5.3. Metabolic Function
Some differentially abundant pathways have been investigated in breast cancer patients, mainly involving hormone metabolism (estrogens and progesterone), cysteine and methionine metabolism, glycosyltransferases, fatty acid biosynthesis and metabolism, and C5-branched dibasic acid metabolism [92,93].
Thus, many of the microbes related with BC share the β-glucuronidase enzymatic activity mentioned above, which hinders the conjugation of estrogens, among other compounds, and leaves them as biologically active hormones. The perturbation of this estrobolome has been shown to influence both local and systemic levels of estrogen and its metabolites [13,94]. Malignant tissue in ER+ BC contains higher levels of estrogen metabolites as compared to normal breast tissue, attributed in part to altered intracrine signaling [95]. β-Glucuronidase prevalence was also found in nipple aspirate fluid of breast cancer survivors [65]. Many β-glucuronidase bacteria are found in two dominant subgroups, namely the Clostridium leptum cluster and the Clostridium coccoides cluster, which belong to the Firmicutes phylum. The Escherichia/Shigella bacterial group, a member of the Proteobacteria phylum, also possesses β-glucuronidase enzymes [51]. Some studies have shown positive correlations between the abundance of Streptococcus and the presence of β-glucuronidase and/or β-glucosidase enzymes [96].

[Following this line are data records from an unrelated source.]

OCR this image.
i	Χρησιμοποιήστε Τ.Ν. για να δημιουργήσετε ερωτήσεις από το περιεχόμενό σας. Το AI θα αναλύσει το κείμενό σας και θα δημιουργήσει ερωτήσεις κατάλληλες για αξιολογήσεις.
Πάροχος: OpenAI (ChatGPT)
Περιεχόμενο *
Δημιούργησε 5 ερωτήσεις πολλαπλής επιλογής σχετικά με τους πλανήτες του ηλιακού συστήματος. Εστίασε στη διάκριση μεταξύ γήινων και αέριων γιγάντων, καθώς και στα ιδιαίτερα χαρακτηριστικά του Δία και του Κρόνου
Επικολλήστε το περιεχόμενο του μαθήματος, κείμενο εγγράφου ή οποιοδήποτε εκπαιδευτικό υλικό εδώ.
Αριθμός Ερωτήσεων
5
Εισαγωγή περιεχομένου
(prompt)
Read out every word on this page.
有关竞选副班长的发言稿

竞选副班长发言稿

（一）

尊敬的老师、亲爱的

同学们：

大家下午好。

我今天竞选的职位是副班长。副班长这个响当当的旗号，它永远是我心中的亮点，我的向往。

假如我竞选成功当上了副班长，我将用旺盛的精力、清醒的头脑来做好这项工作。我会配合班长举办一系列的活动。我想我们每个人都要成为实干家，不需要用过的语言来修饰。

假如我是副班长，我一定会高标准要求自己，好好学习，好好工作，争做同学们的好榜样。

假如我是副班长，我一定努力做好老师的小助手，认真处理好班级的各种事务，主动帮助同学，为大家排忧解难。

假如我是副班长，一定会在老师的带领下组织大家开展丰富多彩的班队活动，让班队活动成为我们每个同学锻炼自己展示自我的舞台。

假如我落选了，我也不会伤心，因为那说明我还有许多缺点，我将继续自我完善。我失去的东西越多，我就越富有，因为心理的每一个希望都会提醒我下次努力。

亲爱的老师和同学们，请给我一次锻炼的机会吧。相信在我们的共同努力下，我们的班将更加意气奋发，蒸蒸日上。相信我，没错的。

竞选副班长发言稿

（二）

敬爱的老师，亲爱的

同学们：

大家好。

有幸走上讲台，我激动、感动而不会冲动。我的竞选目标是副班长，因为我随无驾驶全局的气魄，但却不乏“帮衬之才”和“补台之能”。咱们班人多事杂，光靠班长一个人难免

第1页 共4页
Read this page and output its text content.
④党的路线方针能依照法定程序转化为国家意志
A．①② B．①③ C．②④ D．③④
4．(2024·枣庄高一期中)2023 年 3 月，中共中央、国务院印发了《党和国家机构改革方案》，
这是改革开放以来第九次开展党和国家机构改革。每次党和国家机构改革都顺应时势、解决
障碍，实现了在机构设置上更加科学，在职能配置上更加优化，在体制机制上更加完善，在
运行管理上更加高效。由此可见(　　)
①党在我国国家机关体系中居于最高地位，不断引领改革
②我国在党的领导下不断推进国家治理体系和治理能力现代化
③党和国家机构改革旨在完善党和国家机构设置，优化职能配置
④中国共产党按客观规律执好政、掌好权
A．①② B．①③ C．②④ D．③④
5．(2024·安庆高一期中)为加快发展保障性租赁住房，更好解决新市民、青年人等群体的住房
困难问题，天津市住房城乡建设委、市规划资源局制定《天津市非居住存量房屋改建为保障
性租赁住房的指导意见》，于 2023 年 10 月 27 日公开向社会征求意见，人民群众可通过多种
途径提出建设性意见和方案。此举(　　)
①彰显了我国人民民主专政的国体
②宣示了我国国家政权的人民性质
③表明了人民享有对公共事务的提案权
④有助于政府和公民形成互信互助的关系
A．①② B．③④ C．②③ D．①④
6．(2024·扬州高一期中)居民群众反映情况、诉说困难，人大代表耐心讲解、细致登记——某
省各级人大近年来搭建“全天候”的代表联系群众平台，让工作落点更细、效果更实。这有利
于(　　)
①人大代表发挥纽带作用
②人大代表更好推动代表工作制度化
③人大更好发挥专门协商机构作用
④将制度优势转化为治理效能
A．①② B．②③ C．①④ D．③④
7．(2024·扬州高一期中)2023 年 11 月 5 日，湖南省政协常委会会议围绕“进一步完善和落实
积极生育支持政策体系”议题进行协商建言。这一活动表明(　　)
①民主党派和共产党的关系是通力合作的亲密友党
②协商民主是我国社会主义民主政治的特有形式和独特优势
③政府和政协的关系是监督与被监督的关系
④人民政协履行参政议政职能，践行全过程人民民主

β-Glucuronidase could also play a major role in the deconjugation of endocrine disrupting chemicals, such as bisphenol-A, increasing the time that they remain in the organism. Some endocrine compounds could induce alterations in the gut microbiota and the metabolites they produce, which may be associated with increased inflammation [97].
6. Conclusions
The association between women’s microbiota and BC has been explored to a certain extent to date. However, it is still unclear whether the host’s microbiota is causative or contributory to this disease. It is worth pointing out that most of the data available at this time suggest the role of specific microbial agents present in the breast and/or gut microenvironment on this disease. The exact mechanisms underlying the clinical observations described in this review remain to be fully understood. The studies published so far utilize a wide range of DNA extraction methods, amplification primers, sequencers, bioinformatics pipelines, and patient populations impairing the comparison of data. Therefore, new computational approaches (ASVs) that scale linearly with study size, simple merging between independently processed data sets, and forward prediction including accurate measurement of diversity and applicability to communities lacking deep coverage in reference databases are needed [23].
Further studies examining whole microbiota composition and function would provide vital information on its role in breast health. To define specific microbial signatures for BC patients may also have implications for future diagnostic development as well as for therapeutic interventions [98].
Acknowledgments
Ongoing research is funded by grant PI-0538-2017, Junta de Andalucía, Spain (to LF). This article is part of the work developed by JMA in the context of the Master “Advances in Diagnostic and Therapeutic Radiology and Physical Medicine” of the University of Granada.
Author Contributions
All authors have participated in the bibliographic search, discussion and writing of the manuscript.
Funding
This research received no external funding.
Conflicts of Interest
The authors declare no conflict of interest.